Father Dan Mallette, 80, is supposed to move out of the rectory at St. Margaret of Scotland Church at 99th and Throop Streets sometime this week, after serving as the chruch’s pastor for nearly half his life. Cardinal Francis George wants him out of the rectory this week, so repairs can be made to the residence, and the new pastor can move in when they’re done.
Before leaving for six months, Mallette was honored during Sunday mass. Also Sunday, the new pastor, Rev. William O’Donnell, officially took over Mallette’s duties.
The Chicago Archdiocese wants Mallette to move out of the rectory and stay away for six months to allow O’Donnell to establish himself in his new role.
LISTEN: WBBM Newsradio’s Bernie Tafoya Reports
But Mallette isn’t happy about being forced out as pastor, or being asked to move out of the home where he’s lived for so long.
CBS 2’s Derrick Blakley reports Mallette didn’t move out of the rectory on Monday, but the Chicago Archdiocese said it expects him to do so sometime this week.
Still, he was far from anxious to go, and many parishioners were upset he has to leave at all.
Mallette left the church Monday morning to attend a wake, knowing his remaining time at St. Margaret of Scotland is very short, but not knowing just where he’s headed.
“First time since I was a baby that I don’t have a place to sleep,” he said.
But the Archdiocese of Chicago said that’s not true. Spokeswoman Colleen Dolan told WBBM Newsradio’s Bernie Tafoya that Mallette has been given a number of options, including priest retirement homes and other accommodations.
Dolan said every pastor who retires must move out of the parish he ran, so the new pastor has a chance to put his own stamp on the parish. Those retired pastors are allowed to move back into the parish, if they like, after six months.
Dolan said Mallette needs round-the-clock help from a health and safety standpoint, and that moving to a new location would make that easier.
She also said the rectory is in need of plumbing and electrical repairs, but Mallette disputes that.
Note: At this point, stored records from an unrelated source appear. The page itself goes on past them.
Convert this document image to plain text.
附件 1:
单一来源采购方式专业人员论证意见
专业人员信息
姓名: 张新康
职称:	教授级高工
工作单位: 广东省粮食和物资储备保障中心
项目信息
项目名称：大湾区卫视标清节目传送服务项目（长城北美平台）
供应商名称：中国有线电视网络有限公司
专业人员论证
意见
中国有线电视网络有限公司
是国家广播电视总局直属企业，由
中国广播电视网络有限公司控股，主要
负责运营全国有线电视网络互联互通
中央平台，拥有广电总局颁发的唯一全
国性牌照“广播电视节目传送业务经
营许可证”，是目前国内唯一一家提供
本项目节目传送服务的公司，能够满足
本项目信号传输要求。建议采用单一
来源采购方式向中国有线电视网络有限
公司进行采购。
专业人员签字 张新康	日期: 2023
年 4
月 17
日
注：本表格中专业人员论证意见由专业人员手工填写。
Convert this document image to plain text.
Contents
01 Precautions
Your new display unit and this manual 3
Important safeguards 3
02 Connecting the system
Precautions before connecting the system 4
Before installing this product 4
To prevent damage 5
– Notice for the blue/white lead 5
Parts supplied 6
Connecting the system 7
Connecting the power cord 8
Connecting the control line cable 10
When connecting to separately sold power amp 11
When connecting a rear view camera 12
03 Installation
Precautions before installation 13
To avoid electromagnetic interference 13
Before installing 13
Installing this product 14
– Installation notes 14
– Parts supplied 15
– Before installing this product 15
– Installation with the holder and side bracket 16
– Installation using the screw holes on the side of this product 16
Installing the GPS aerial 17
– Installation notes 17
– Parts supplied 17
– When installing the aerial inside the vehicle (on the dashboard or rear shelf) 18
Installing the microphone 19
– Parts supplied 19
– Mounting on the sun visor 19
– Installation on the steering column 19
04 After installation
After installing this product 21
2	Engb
“No. Look at it, I mean if it’s in bad shape, I’ve been there for 40 years,” Mallette started to say, before helpers urged him to cut short his interview with reporters.
Before leaving for the wake, Mallette greeted boxer Muhammad Ali’s daughter, Jamillah, and her husband Mike Joyce, and their son, who Mallette baptized in the past year.
The decision to have Mallette leave the rectory for six months was unsettling to some parishioners at St. Margaret of Scotland, including Jean Bell, who attended Sunday’s installation of O’Donnell as the new pastor.
“We should have been very happy, but we’ve had heavy hearts, because we knew Father [Mallette] didn’t even know where he was going.
Nine months ago, Mallette was severely beaten by a pair of robbers who had broken into the rectory. He recovered and fought off his injuries, but can’t fight off change.
At 80 years old, some parishioners believe he shouldn’t have to.
Ruby Jackson said, “It’s just too much on him to try to do what he did all these years.”
Mallette will remain as pastor emeritus at St. Margaret of Scotland, and can return to the rectory after six months, but has clashed with O’Donnell since the new pastor began working there.
Many parishioners believe Mallette’s retirement could have and should have been handled more gracefully by the Archdiocese.
Many parishioners said feel they’ve been kept in the dark about the changes in leadership in the parish. They’ll be meeting Tuesday night at the parish school.